To that she remarked, suspending her paddle in mid air, her face as sparkling as the shining drops that flashed from it, that she really was greatly enjoying herself; and they both laughed.
Ingram waited in the parlour, where he stood taking in with attentive eyes the details of that neglected, almost snubbed little room, while Ingeborg went to the laboratory, so happy and proud that she forgot she was breaking rules, to fetch, as she said, Robert.
Robert, however, would not be fetched. He looked up at her with a great reproach on her entrance, for as invariably happened on the rare occasions when the tremendousness of what she had to say seemed to her to justify interrupting, he thought he had just arrived within reach, after an infinite patient stalking, of the coy, illusive heart of the problem.
"Mr. Ingram's here," she said breathlessly.
He gazed at her over his spectacles.
"In the parlour," said Ingeborg. "He's come to tea. Isn't it wonderful? He's going to paint—"
"Who is here, Ingeborg?"
"Mr. Ingram. Edward Ingram. Come and talk to him while I get tea."
She had even forgotten to shut the door in her excitement, and a puff of wind from the open window picked up Herr Dremmel's papers and blew them into confusion.
He endeavoured to catch them, and requested her in a tone of controlled irritation to shut the door.
"Oh, how dreadful of me!" she said, hastily doing it, but with gaiety.
"I do not know," then said Herr Dremmel, mastering his annoyance, "Mr. Ingram."
"Rut, Robert, it's the Mr. Ingram.
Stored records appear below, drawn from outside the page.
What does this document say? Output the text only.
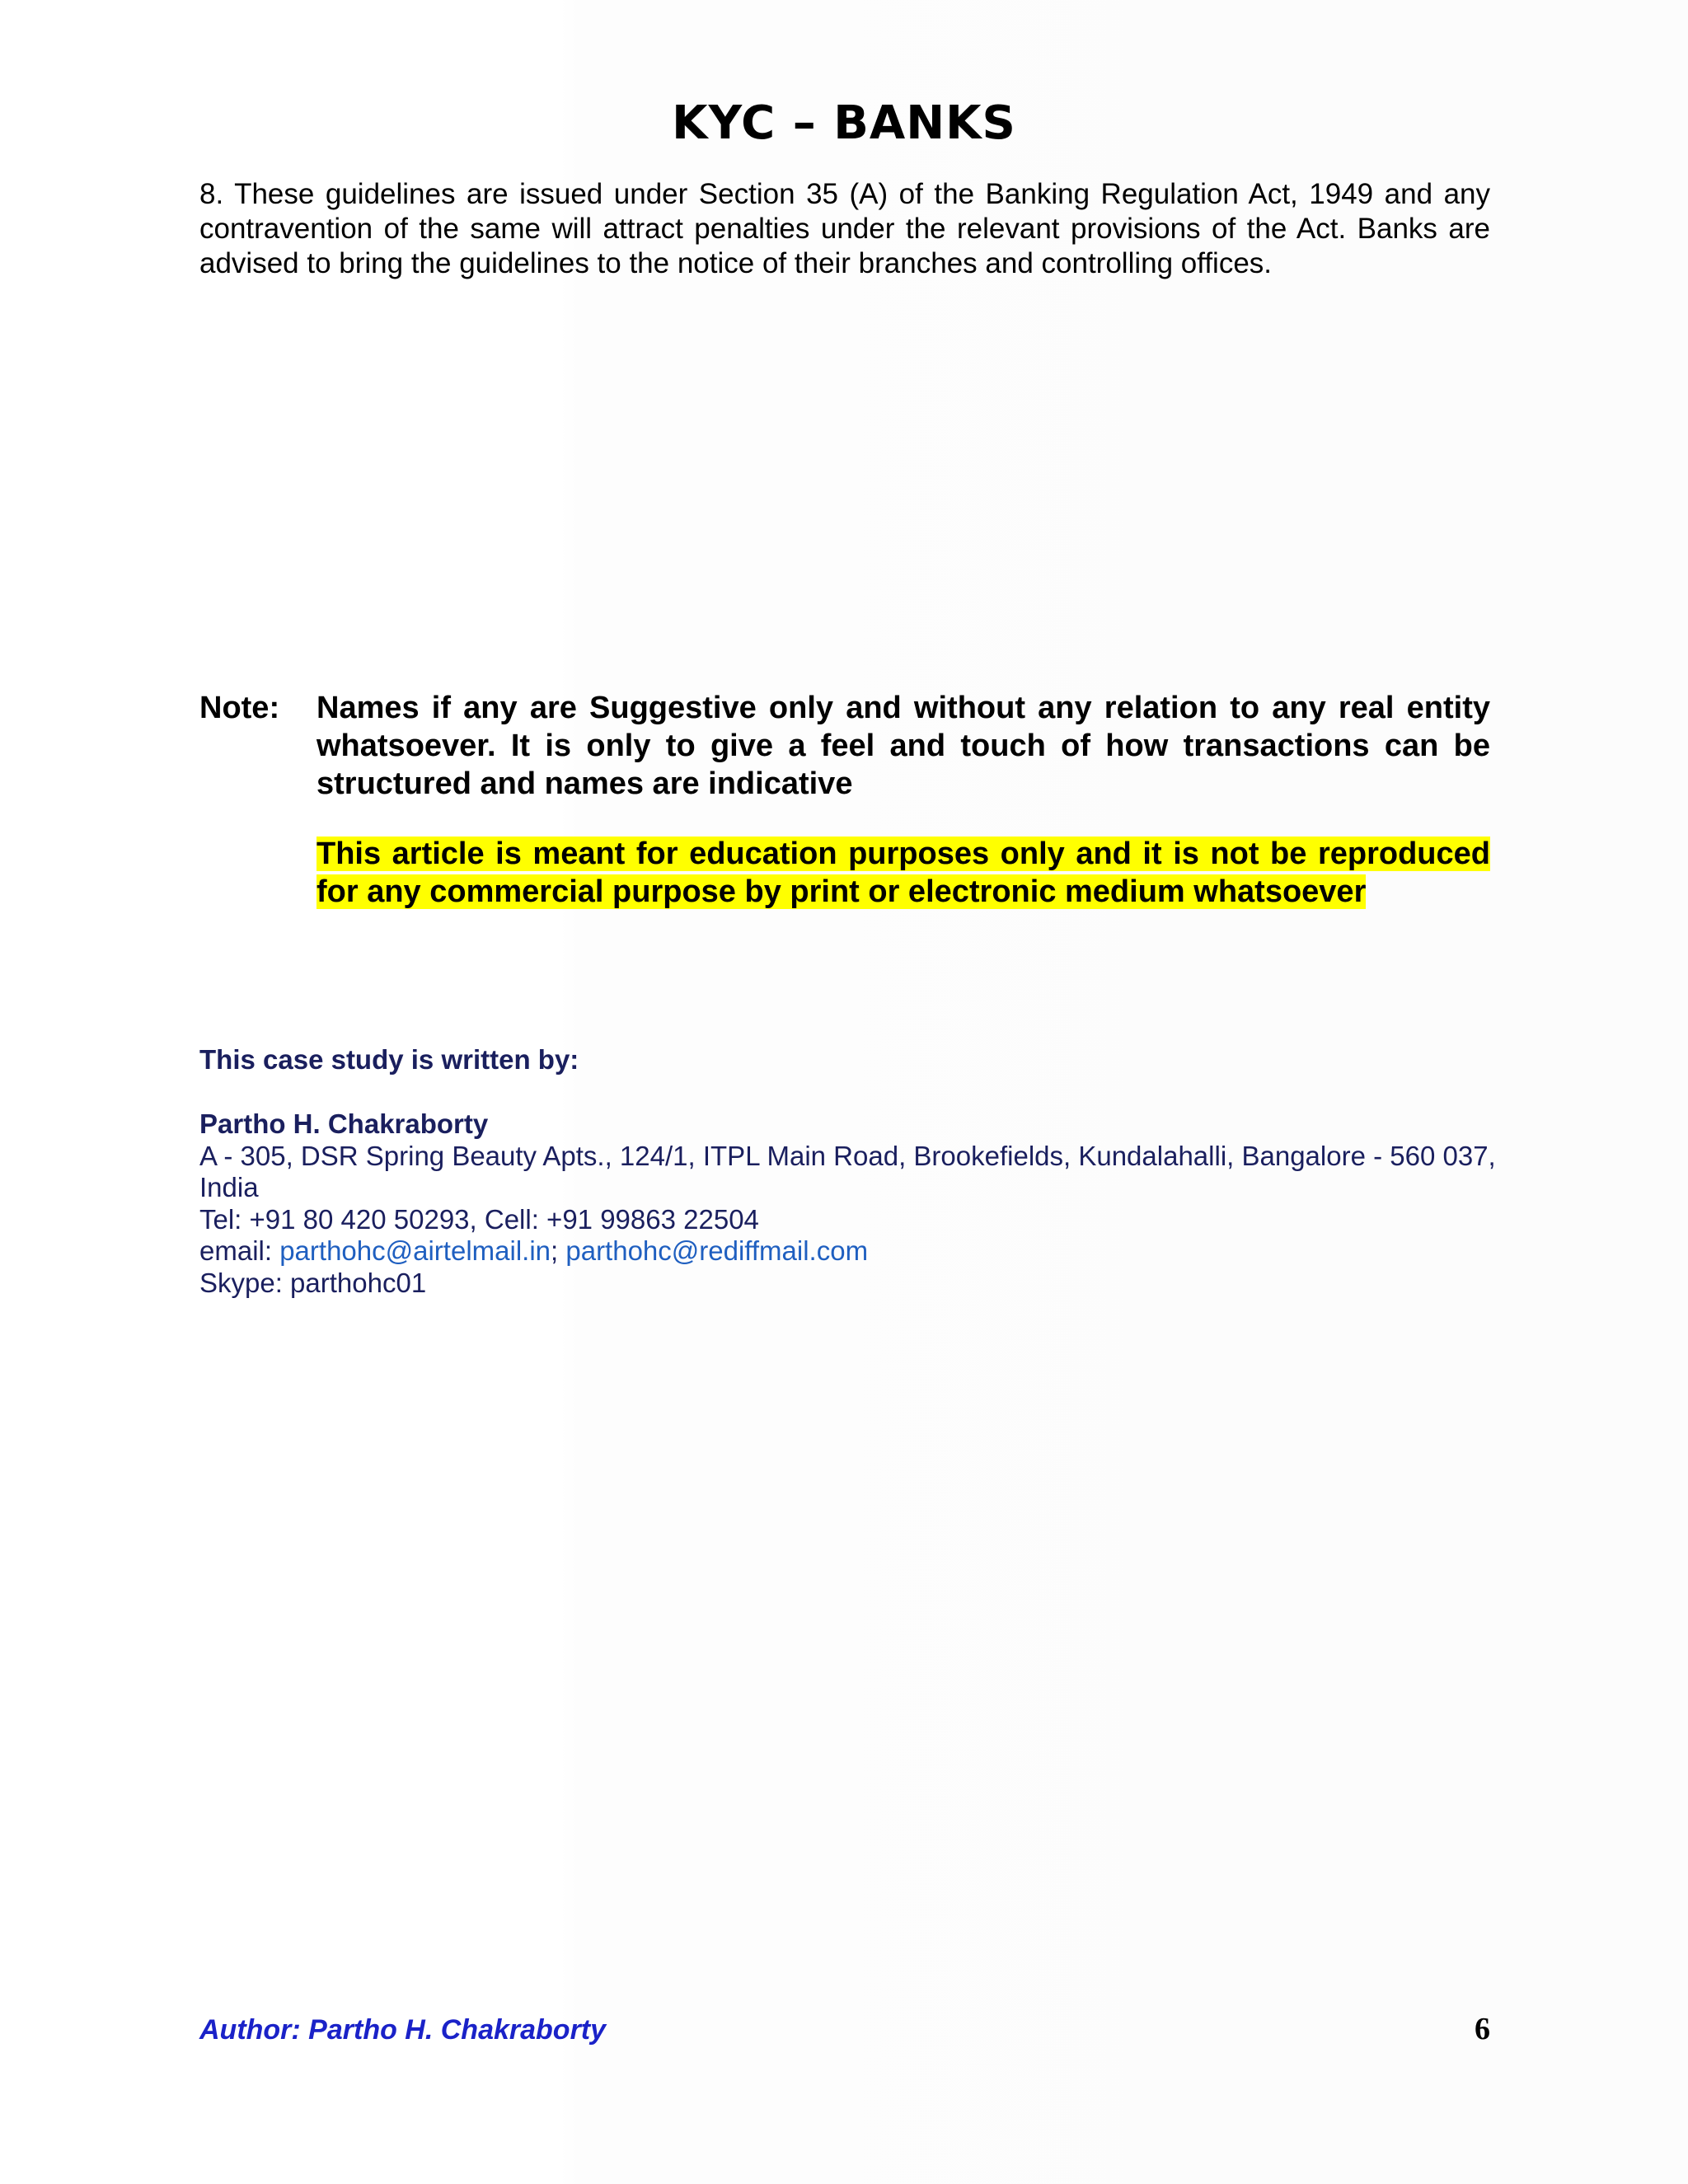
KYC – BANKS
8. These guidelines are issued under Section 35 (A) of the Banking Regulation Act, 1949 and any contravention of the same will attract penalties under the relevant provisions of the Act. Banks are advised to bring the guidelines to the notice of their branches and controlling offices.
Note: Names if any are Suggestive only and without any relation to any real entity whatsoever. It is only to give a feel and touch of how transactions can be structured and names are indicative
This article is meant for education purposes only and it is not be reproduced for any commercial purpose by print or electronic medium whatsoever
This case study is written by:
Partho H. Chakraborty
A - 305, DSR Spring Beauty Apts., 124/1, ITPL Main Road, Brookefields, Kundalahalli, Bangalore - 560 037, India
Tel: +91 80 420 50293, Cell: +91 99863 22504
email: parthohc@airtelmail.in; parthohc@rediffmail.com
Skype: parthohc01
Author: Partho H. Chakraborty	6
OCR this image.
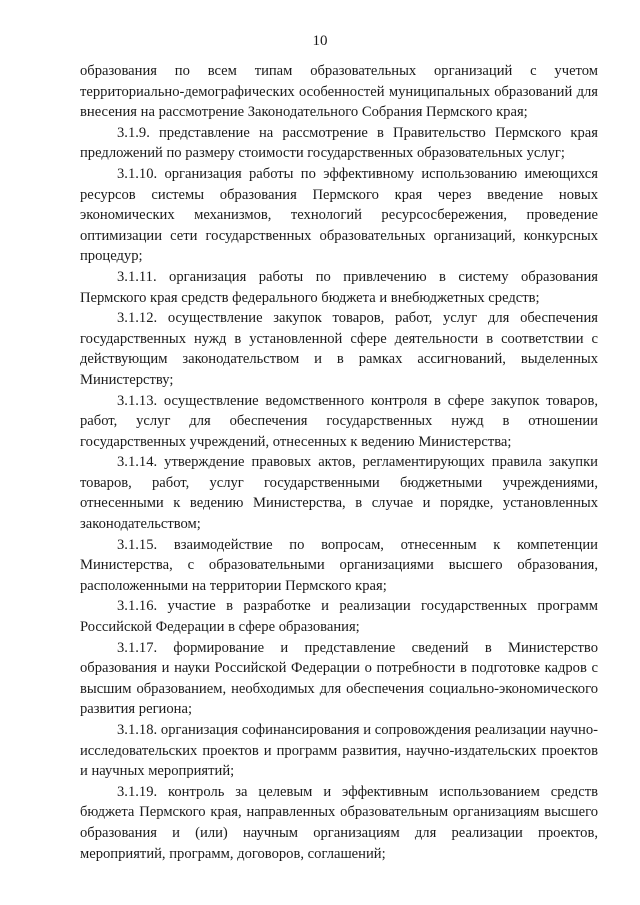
10

образования по всем типам образовательных организаций с учетом территориально-демографических особенностей муниципальных образований для внесения на рассмотрение Законодательного Собрания Пермского края;

3.1.9. представление на рассмотрение в Правительство Пермского края предложений по размеру стоимости государственных образовательных услуг;

3.1.10. организация работы по эффективному использованию имеющихся ресурсов системы образования Пермского края через введение новых экономических механизмов, технологий ресурсосбережения, проведение оптимизации сети государственных образовательных организаций, конкурсных процедур;

3.1.11. организация работы по привлечению в систему образования Пермского края средств федерального бюджета и внебюджетных средств;

3.1.12. осуществление закупок товаров, работ, услуг для обеспечения государственных нужд в установленной сфере деятельности в соответствии с действующим законодательством и в рамках ассигнований, выделенных Министерству;

3.1.13. осуществление ведомственного контроля в сфере закупок товаров, работ, услуг для обеспечения государственных нужд в отношении государственных учреждений, отнесенных к ведению Министерства;

3.1.14. утверждение правовых актов, регламентирующих правила закупки товаров, работ, услуг государственными бюджетными учреждениями, отнесенными к ведению Министерства, в случае и порядке, установленных законодательством;

3.1.15. взаимодействие по вопросам, отнесенным к компетенции Министерства, с образовательными организациями высшего образования, расположенными на территории Пермского края;

3.1.16. участие в разработке и реализации государственных программ Российской Федерации в сфере образования;

3.1.17. формирование и представление сведений в Министерство образования и науки Российской Федерации о потребности в подготовке кадров с высшим образованием, необходимых для обеспечения социально-экономического развития региона;

3.1.18. организация софинансирования и сопровождения реализации научно-исследовательских проектов и программ развития, научно-издательских проектов и научных мероприятий;

3.1.19. контроль за целевым и эффективным использованием средств бюджета Пермского края, направленных образовательным организациям высшего образования и (или) научным организациям для реализации проектов, мероприятий, программ, договоров, соглашений;
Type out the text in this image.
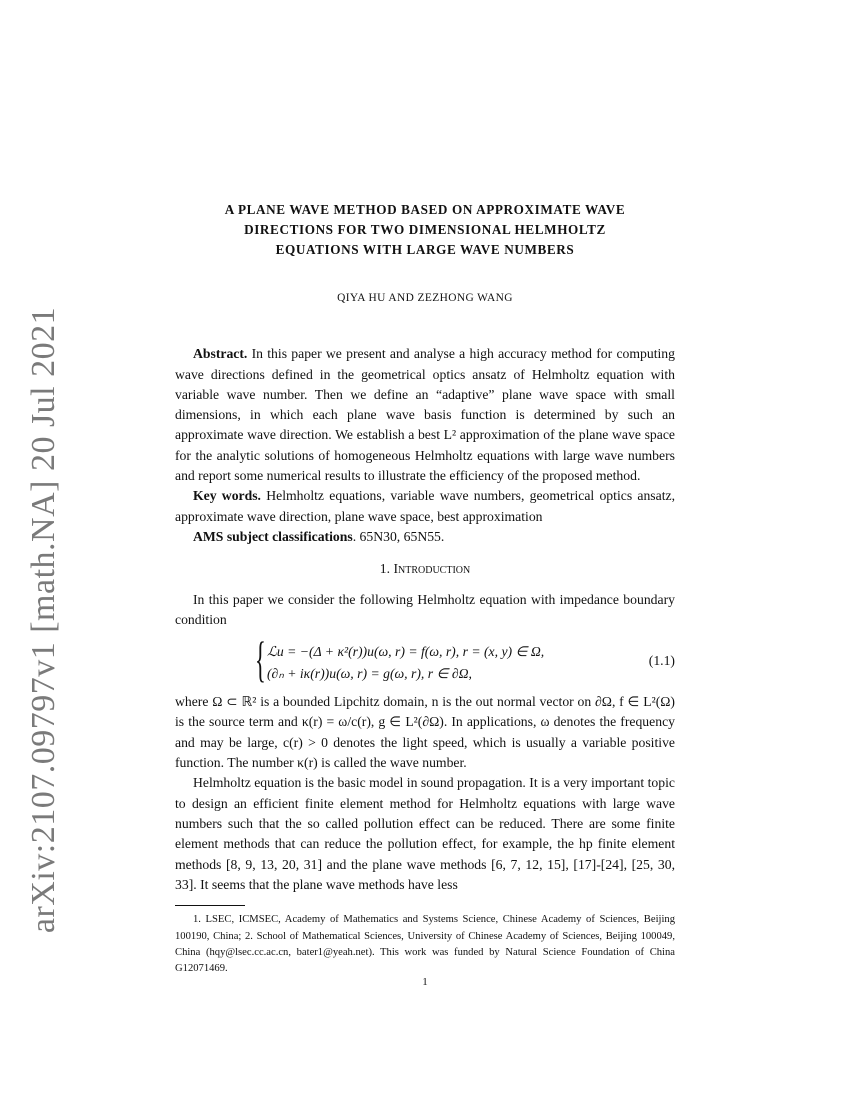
arXiv:2107.09797v1 [math.NA] 20 Jul 2021

A PLANE WAVE METHOD BASED ON APPROXIMATE WAVE

DIRECTIONS FOR TWO DIMENSIONAL HELMHOLTZ

EQUATIONS WITH LARGE WAVE NUMBERS

QIYA HU AND ZEZHONG WANG

Abstract. In this paper we present and analyse a high accuracy method for computing wave directions defined in the geometrical optics ansatz of Helmholtz equation with variable wave number. Then we define an “adaptive” plane wave space with small dimensions, in which each plane wave basis function is determined by such an approximate wave direction. We establish a best L² approximation of the plane wave space for the analytic solutions of homogeneous Helmholtz equations with large wave numbers and report some numerical results to illustrate the efficiency of the proposed method.

Key words. Helmholtz equations, variable wave numbers, geometrical optics ansatz, approximate wave direction, plane wave space, best approximation

AMS subject classifications. 65N30, 65N55.

1. Introduction

In this paper we consider the following Helmholtz equation with impedance boundary condition

{ ℒu = −(Δ + κ²(r))u(ω, r) = f(ω, r), r = (x, y) ∈ Ω,
(∂ₙ + iκ(r))u(ω, r) = g(ω, r), r ∈ ∂Ω,
(1.1)

where Ω ⊂ ℝ² is a bounded Lipchitz domain, n is the out normal vector on ∂Ω, f ∈ L²(Ω) is the source term and κ(r) = ω/c(r), g ∈ L²(∂Ω). In applications, ω denotes the frequency and may be large, c(r) > 0 denotes the light speed, which is usually a variable positive function. The number κ(r) is called the wave number.

Helmholtz equation is the basic model in sound propagation. It is a very important topic to design an efficient finite element method for Helmholtz equations with large wave numbers such that the so called pollution effect can be reduced. There are some finite element methods that can reduce the pollution effect, for example, the hp finite element methods [8, 9, 13, 20, 31] and the plane wave methods [6, 7, 12, 15], [17]-[24], [25, 30, 33]. It seems that the plane wave methods have less

1. LSEC, ICMSEC, Academy of Mathematics and Systems Science, Chinese Academy of Sciences, Beijing 100190, China; 2. School of Mathematical Sciences, University of Chinese Academy of Sciences, Beijing 100049, China (hqy@lsec.cc.ac.cn, bater1@yeah.net). This work was funded by Natural Science Foundation of China G12071469.

1
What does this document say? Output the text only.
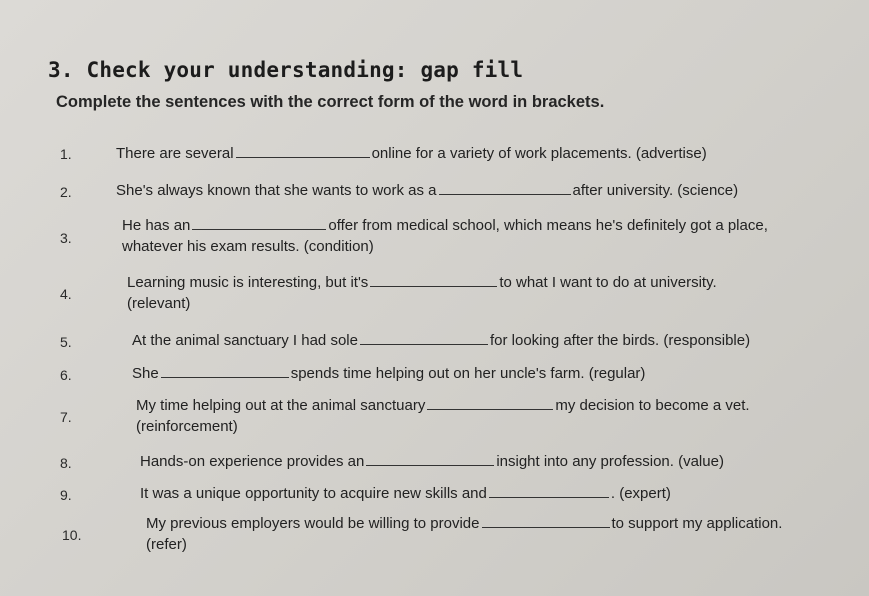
3. Check your understanding: gap fill
Complete the sentences with the correct form of the word in brackets.
1.	There are several	online for a variety of work placements. (advertise)
2.	She's always known that she wants to work as a	after university. (science)
3.
He has an	offer from medical school, which means he's definitely got a place,
whatever his exam results. (condition)
4.
Learning music is interesting, but it's	to what I want to do at university.
(relevant)
5.	At the animal sanctuary I had sole	for looking after the birds. (responsible)
6.	She	spends time helping out on her uncle's farm. (regular)
7.
My time helping out at the animal sanctuary	my decision to become a vet.
(reinforcement)
8.	Hands-on experience provides an	insight into any profession. (value)
9.	It was a unique opportunity to acquire new skills and	. (expert)
10.
My previous employers would be willing to provide	to support my application.
(refer)
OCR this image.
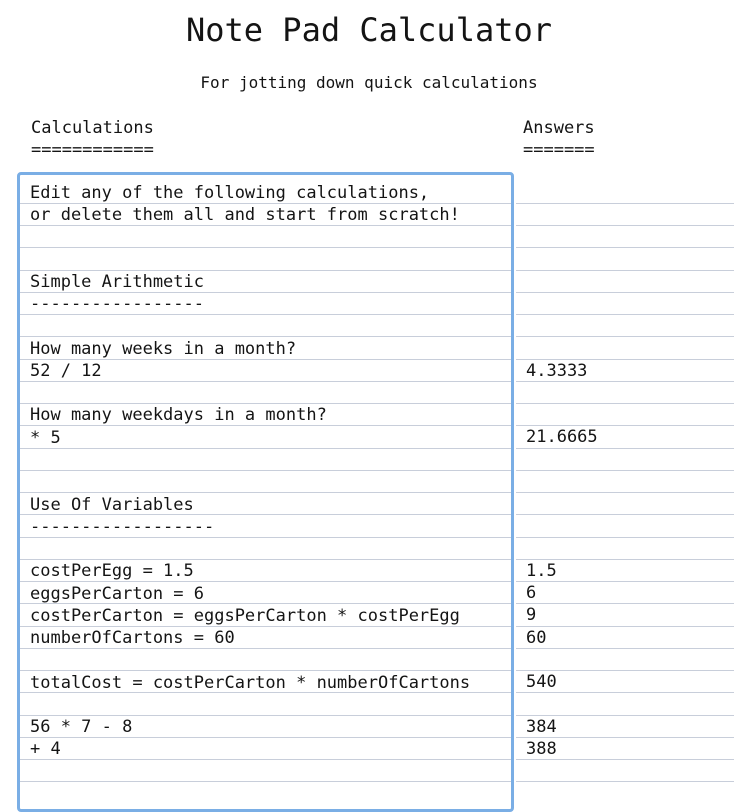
Note Pad Calculator

For jotting down quick calculations

Calculations
============
Answers
=======
4.3333
21.6665
1.5
6
9
60
540
384
388
Edit any of the following calculations, or delete them all and start from scratch! Simple Arithmetic ----------------- How many weeks in a month? 52 / 12 How many weekdays in a month? * 5 Use Of Variables ------------------ costPerEgg = 1.5 eggsPerCarton = 6 costPerCarton = eggsPerCarton * costPerEgg numberOfCartons = 60 totalCost = costPerCarton * numberOfCartons 56 * 7 - 8 + 4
Edward Ingram. The greatest artist there is now. The great portrait painter. Berlin has—"
"Is he a connection of your family's, Ingeborg?"
"No, but he painted Ju—"
"Then it is not necessary for me to interrupt my afternoon on his behalf."
And Herr Dremmel bent his head over his papers again.
"But, Robert, he's great—he's very great—"
Herr Dremmel, with a wetted thumb, diligently rearranged his pages.
"But—why, I told him you'd love to see him. What am I to say to him if you don't come?"
Herr Dremmel, his eye caught by a sentence he had written, was reading with a deep enormous appetite.
"Tea," said Ingeborg desperately. "There's tea. You always do come to tea. It'll be ready in a minute."
He looked up at her, gathering her into his consciousness again. "Tea?" he said.
But even as he said it his thoughts fell off to his problem, and without removing his eyes from hers he began carefully to consider a new aspect of it that in that instant had occurred to him.
There was nothing for it but to go away. So she went.